Estrogen-related gender difference in survival rate and cortical blood flow after impact-acceleration head injury in rats.

While a number of laboratories have begun to examine gender differences in outcome following experimental stroke, little is known about the relative response of male and female brains to traumatic injury. In the following series of experiments, we used the Marmarou impact-acceleration head injury model (with a 500-g, 1.5-m weight drop) to compare the pathophysiological responses of male and female rats to closed-head injury. Cortical blood flow (CBF; laser-doppler flowmetry), mean arterial blood pressure (MAP), blood gas levels, blood pH, and body temperature were measured preinjury and at regular intervals postinjury. Acute survival was assessed 1 h after injury. The role of estrogen in the observed gender differences was assessed by examining these physiological measures after injury in ovariectomized females, with or without 17beta-estradiol replacement, and in intact males, with or without exogenous 17beta-estradiol administration. In the first experiment, significantly more females (100%) survived the acute injury period (60 min) after injury than did males (72%). Survival appeared related to the magnitude and persistence of the posttraumatic drop in MAP. In a second experiment, females showed a less dramatic reduction in and better recovery of CBF than males. The gender difference in CBF was paralleled to some degree by differences in the pattern of MAP changes after injury.
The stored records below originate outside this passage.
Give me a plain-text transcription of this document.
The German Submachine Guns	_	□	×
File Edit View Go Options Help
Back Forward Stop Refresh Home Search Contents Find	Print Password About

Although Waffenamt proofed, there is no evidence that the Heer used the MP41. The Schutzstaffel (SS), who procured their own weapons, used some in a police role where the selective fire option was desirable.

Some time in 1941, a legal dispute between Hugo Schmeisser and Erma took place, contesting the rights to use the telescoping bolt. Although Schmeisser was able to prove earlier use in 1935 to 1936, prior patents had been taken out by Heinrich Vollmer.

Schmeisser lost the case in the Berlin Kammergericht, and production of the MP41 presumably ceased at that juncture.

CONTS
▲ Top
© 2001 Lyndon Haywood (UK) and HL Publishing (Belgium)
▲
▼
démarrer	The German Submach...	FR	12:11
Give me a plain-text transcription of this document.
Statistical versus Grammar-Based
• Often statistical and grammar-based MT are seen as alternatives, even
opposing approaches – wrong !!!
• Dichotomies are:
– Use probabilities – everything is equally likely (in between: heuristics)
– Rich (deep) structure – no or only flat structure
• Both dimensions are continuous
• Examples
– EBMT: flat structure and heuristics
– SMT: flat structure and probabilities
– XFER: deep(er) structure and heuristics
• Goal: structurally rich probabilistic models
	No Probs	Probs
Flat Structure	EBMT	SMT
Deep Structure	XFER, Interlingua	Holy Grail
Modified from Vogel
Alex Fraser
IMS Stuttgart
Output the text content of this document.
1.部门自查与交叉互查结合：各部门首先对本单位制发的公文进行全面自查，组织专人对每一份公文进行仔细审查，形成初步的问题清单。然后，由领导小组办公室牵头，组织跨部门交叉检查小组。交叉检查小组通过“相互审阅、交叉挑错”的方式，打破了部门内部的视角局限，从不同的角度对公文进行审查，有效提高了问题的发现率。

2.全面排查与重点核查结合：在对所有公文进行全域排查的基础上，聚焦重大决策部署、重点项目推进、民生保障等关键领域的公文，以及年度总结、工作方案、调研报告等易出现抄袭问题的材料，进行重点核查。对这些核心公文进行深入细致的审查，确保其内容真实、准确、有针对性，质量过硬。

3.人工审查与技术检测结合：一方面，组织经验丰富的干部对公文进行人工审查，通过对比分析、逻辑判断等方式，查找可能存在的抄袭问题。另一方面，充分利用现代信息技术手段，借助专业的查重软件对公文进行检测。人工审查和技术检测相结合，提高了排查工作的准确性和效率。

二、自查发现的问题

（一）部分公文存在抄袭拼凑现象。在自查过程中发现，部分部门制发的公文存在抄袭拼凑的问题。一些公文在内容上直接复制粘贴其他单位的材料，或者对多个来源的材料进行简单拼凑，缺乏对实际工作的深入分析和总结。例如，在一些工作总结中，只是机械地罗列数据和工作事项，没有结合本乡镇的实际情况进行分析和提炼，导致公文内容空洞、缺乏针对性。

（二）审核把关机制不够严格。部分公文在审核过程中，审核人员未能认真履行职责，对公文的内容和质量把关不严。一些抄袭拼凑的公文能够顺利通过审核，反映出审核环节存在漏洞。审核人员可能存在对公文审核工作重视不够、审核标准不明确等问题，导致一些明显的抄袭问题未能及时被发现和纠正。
Differences in body weight, blood gas levels, or blood pH did not account for the gender difference in CBF. Postinjury CBF was higher in female and male rats given 2 weeks of daily 17beta-estradiol injections prior to injury compared to those given the vehicle only. However, 17beta-estradiol administration did not alter MAP, suggesting that the gender difference in CBF was not strictly due to MAP changes. Our findings suggest that estrogen plays a role in maintaining adequate cerebral perfusion in the acute period following closed-head injury. This protective mechanism may underlie the gender difference in acute survival observed in this study, and may help explain observations of better outcome in females than in males after brain injury. We conclude that CBF preservation is one mechanism by which estrogen is neuroprotective following traumatic brain injury. We hypothesize, based upon known effects of estrogen, that the beneficial microvascular effects of estrogen most likely involve a combination of endothelial nitric oxide synthase induction and an antioxidant effect.